Japan will finally re-open its doors to unrestricted travelers in October 2022, over 2 1/2 years since imposing strict entry requirements (especially on foreigners) due to the COVID-19 pandemic.
With the yen at its weakest against most major currencies since the early 1990s (and effectively even weaker still in real terms as the yen of the early 1990s carried far greater purchasing power than the yen of the 2020s), tourists are predicted to flock back into Japan.
Japan is one of the world’s great tourist destinations and it is Kangaeroo’s belief that the hospitality of many Japanese people show toward tourists make it this way. Japan has an extremely well-deserved reputation for being hospitable toward visitors, and that was also Kangaeroo’s experience.
People are expected to come to the Japanese wonderland to see such treats as the mix of ancient and modern traditions, the neon-lit cities, the amazing food, incredible trains, anime, manga, J-Pop and all sorts of delights.
Things have kinda changed since Kangaeroo first came here, though. In those days, the selling point was the exoticism of Japan, especially its women, and the marketing was highly sexualized in a manner unthinkable in today’s prissy age of political correctness. Back in the day, Japan was plugged as being the homeland of topless pearl divers and geisha girls.
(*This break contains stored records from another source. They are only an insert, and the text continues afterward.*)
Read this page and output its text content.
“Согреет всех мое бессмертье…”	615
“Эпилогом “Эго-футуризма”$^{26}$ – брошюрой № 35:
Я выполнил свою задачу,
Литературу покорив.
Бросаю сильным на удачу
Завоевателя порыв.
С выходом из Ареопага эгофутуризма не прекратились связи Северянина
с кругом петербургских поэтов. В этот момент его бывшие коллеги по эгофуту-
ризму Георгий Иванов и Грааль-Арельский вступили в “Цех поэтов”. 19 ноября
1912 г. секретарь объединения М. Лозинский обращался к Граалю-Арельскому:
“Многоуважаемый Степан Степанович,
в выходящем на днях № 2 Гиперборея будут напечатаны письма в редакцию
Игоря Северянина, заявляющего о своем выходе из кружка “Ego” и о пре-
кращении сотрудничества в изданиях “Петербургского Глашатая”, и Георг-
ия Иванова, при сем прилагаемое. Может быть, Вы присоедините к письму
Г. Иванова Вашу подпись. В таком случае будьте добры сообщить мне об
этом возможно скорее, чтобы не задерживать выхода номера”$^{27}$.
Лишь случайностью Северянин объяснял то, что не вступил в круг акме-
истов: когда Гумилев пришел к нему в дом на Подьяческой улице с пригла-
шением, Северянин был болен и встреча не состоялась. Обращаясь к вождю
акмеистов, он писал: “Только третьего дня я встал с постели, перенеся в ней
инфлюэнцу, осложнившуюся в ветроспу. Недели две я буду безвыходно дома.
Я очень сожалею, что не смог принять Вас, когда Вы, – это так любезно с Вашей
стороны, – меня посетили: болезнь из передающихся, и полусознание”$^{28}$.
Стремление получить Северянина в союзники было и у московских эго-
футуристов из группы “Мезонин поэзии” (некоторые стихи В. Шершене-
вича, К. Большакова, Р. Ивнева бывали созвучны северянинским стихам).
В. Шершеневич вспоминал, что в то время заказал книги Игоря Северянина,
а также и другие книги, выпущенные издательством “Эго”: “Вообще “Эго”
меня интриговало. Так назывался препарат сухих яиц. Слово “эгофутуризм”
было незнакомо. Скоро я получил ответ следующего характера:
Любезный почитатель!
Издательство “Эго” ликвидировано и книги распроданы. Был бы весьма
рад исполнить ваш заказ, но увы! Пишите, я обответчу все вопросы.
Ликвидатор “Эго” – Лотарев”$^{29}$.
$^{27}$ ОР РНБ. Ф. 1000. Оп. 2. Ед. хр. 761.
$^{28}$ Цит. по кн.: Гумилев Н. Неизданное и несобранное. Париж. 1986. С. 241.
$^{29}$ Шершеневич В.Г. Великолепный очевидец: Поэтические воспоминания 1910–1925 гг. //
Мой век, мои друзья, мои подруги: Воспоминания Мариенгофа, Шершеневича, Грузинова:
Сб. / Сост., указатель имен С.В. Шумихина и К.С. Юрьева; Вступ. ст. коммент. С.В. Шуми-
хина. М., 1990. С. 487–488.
MSA Airlines, the forerunner of today’s Singapore Airlines and Malaysian Airlines, tried in an October 1968 advertisement to entice tourists to the Land of the Rising Sun by saying, “Imagine yourself…in Tokyo, where extravagant floorshows are staged in lavish nightclubs and the precise rituals of a geisha part can be seen in many restaurants.” Imagine yourself nowadays if you tried to sell travel with a line like that? (Or even worse, what they said about Hong Kong, where you could be: “Wandering ‘the world of Suzie Wong’ with its brilliant neon lights beckoning you to sample the exciting nightlife.” Definitely a case of mixing up what’s Wong and what’s right.)